У чому полягає точка дотику художниць-представниць жовто-блакитних країн Марії Куліковської та Олександри Ларссон-Якобсон в межах їхньої виставки-дуету «Квіти»? Як мисткині застосовують традицію vanitas у своєму мистецтві? В чому полягає основна ідея Школи Політичного Перформансу, заснована Марією? Про це поговорили з Марією Куліковською.
Майже два місяці, з 6-го грудня 2019 до 1 лютого 2020, в Щербенко Арт Центрі триває виставка «Квіти», де художниці конструюють діалог між собою, а потім переходять у полілог з суспільством і досліджують людську оболонку у контексті соціально-політичних взаємин.
Так понимаю, что именно вы пригласили Александру делать вместе выставку. Как возникла эта идея, почему решили создать проект вместе и откуда это название?
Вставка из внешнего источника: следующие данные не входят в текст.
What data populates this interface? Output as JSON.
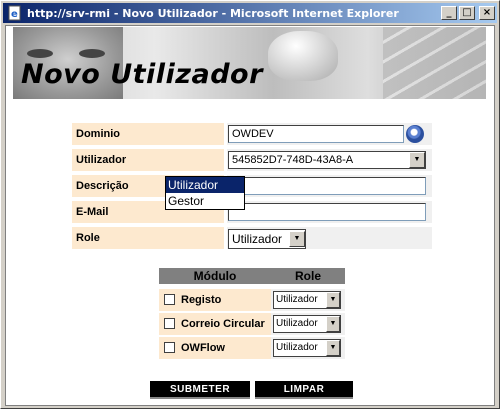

Мы с Алекс и еще одной нашей подругой художницей Жозефин Андерсон познакомились в 2013-ом на художественном обмене RutaRuna между шведскими и украинскими художниками в Пинчук Арт Центре. Позже все мы встретились спустя 5 лет на магистерской программе университета искусств Konstfack в Стокгольме, а с Алекс мы еще и делим одну студию там уже второй год.
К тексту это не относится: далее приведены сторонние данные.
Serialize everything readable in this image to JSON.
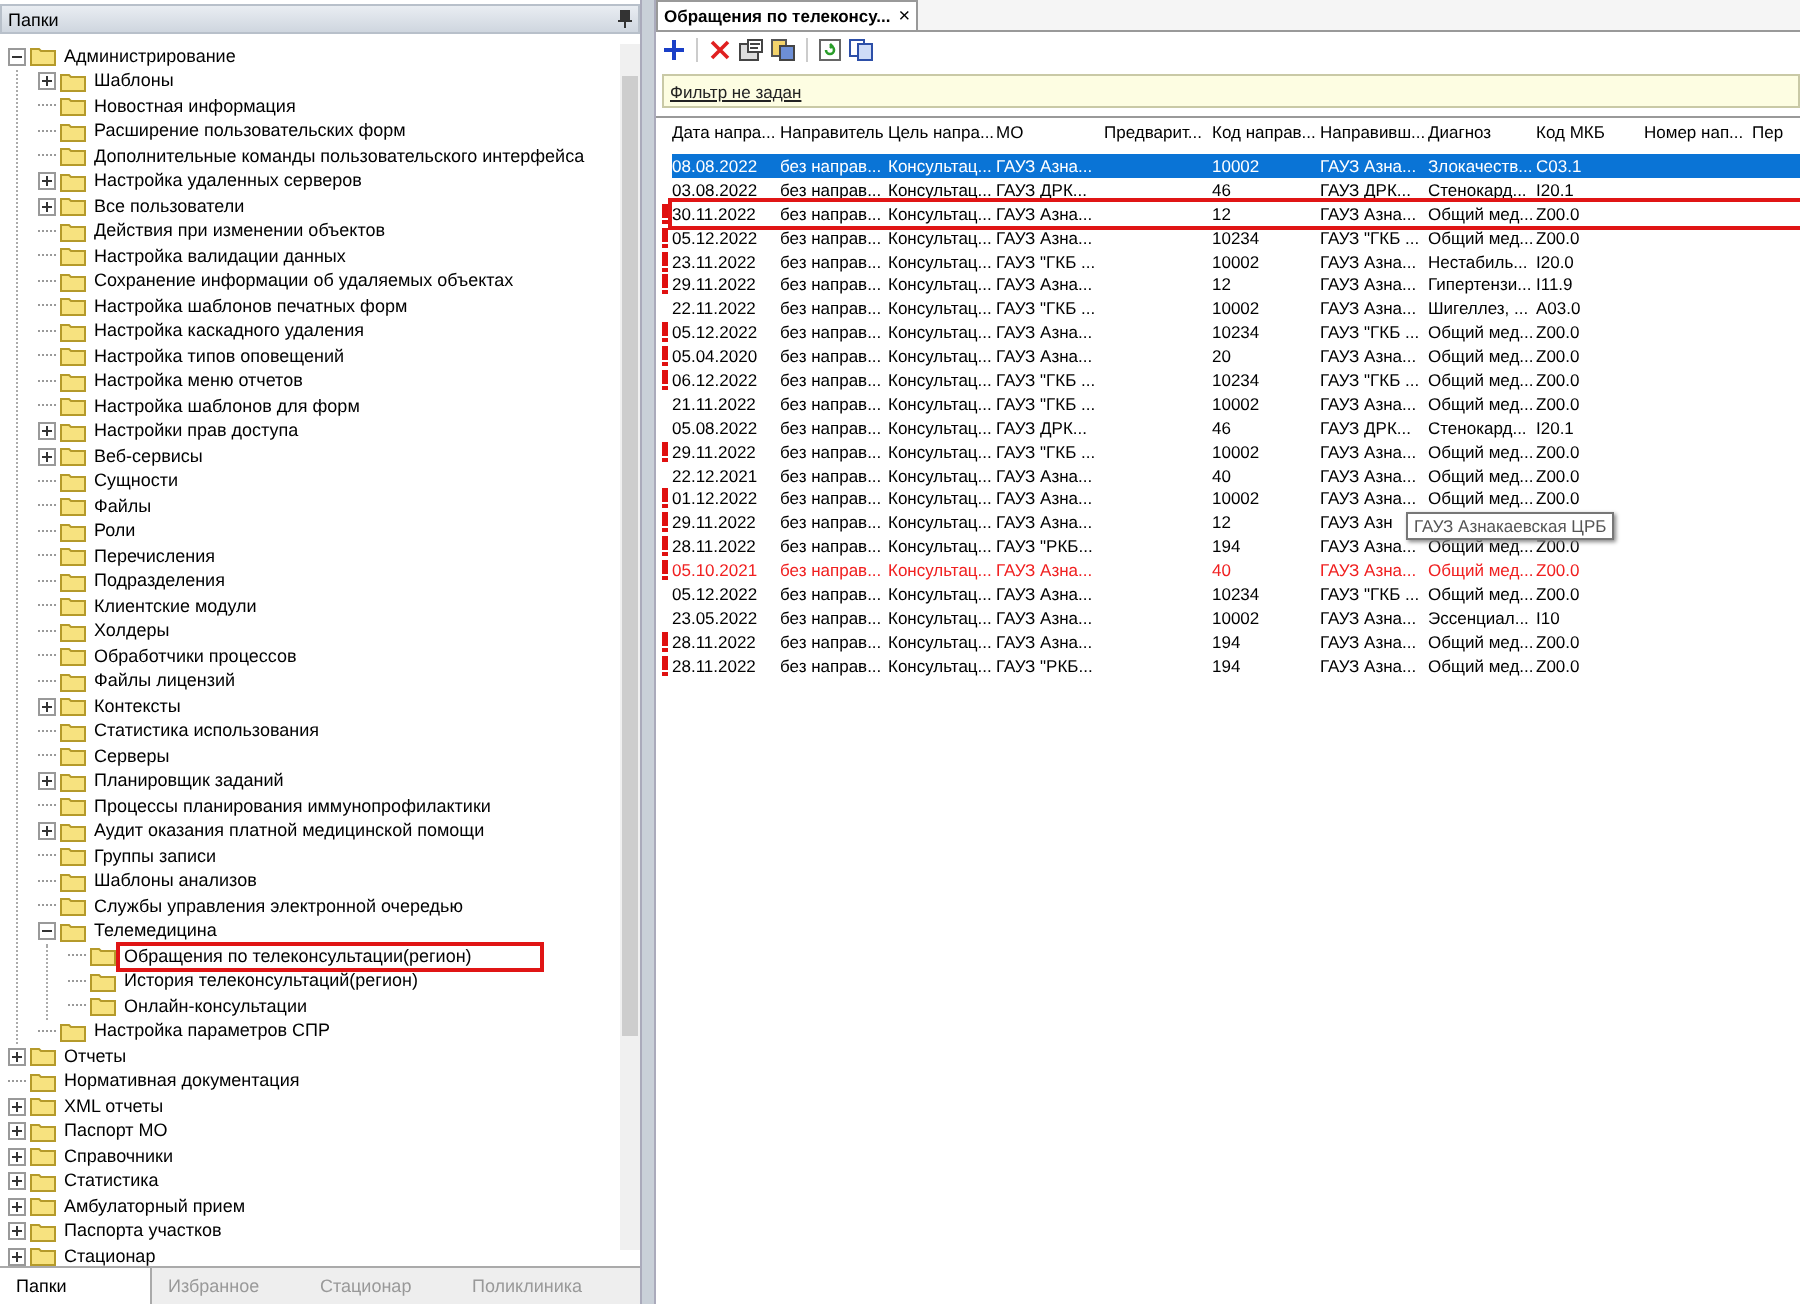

Этим летом я начала добавлять цветы под кожу своих мыльных слепков-скульптур. Я опубликовала в своем Инстаграм несколько фотографий полноростовой скульптуры из баллистического мыла с цветами, которая сейчас в коллекции Одесского Художественного Музея. Алекс увидела их и написала мне свои ощущения на счет этих работ о том, что с одной стороны они красивые, а с другой — передают трагедию, личную и тщательно скрытую травму, драму, боль и очень жуткие переживания. А после она показала мне фотографии, которые начала делать только для себя, не планируя их никому и нигде показать. Алекс начала подсознательно фотографировать увядающие и мертвые, но все еще очень красивые цветы, после того, как она узнала, что забеременела. И продолжила фотографировать только для себя, в качестве некой отдушины и личного размышления над новыми внутренними трансформациями ее тела. Она продолжала экспериментировать со срезанными и увядающими цветами даже после рождения ребенка. Фиксация мертвых цветов — это продолжение возрожденческой традиции vanitas, с которой я тоже в той или иной степени работаю. Vanitas напоминает нам о том, что жизнь очень краткосрочна, эфемерна и хрупка. Она может в любой момент закончиться, а в тот момент, когда мы родились — уже начали стареть и неизбежно приближаться к смерти, как цветок, такой красивый, но срезанный и уже мертвый, и это необратимо.
Сначала мы хотели сделать выставку в Стокгольме, но потом я вспомнила, что Марина (Щербенко— прим. авт.) в прошлом году предлагала мне сделать персональный проект в ЩАЦ. Персональная выставка – это всегда интересно, однако гораздо более интересно увидеть свои работы в контрасте, в диалоге с чьими-то. Прекрасно, когда вы имеете равноценный голос и можете говорить о похожих вещах, но через призму своего индивидуального восприятия. Это значительно увлекательней и для художников, и для зрителей. Мы решили, что курировать проект будет Школа Политического Перформанса (далее ШПП— прим. авт.).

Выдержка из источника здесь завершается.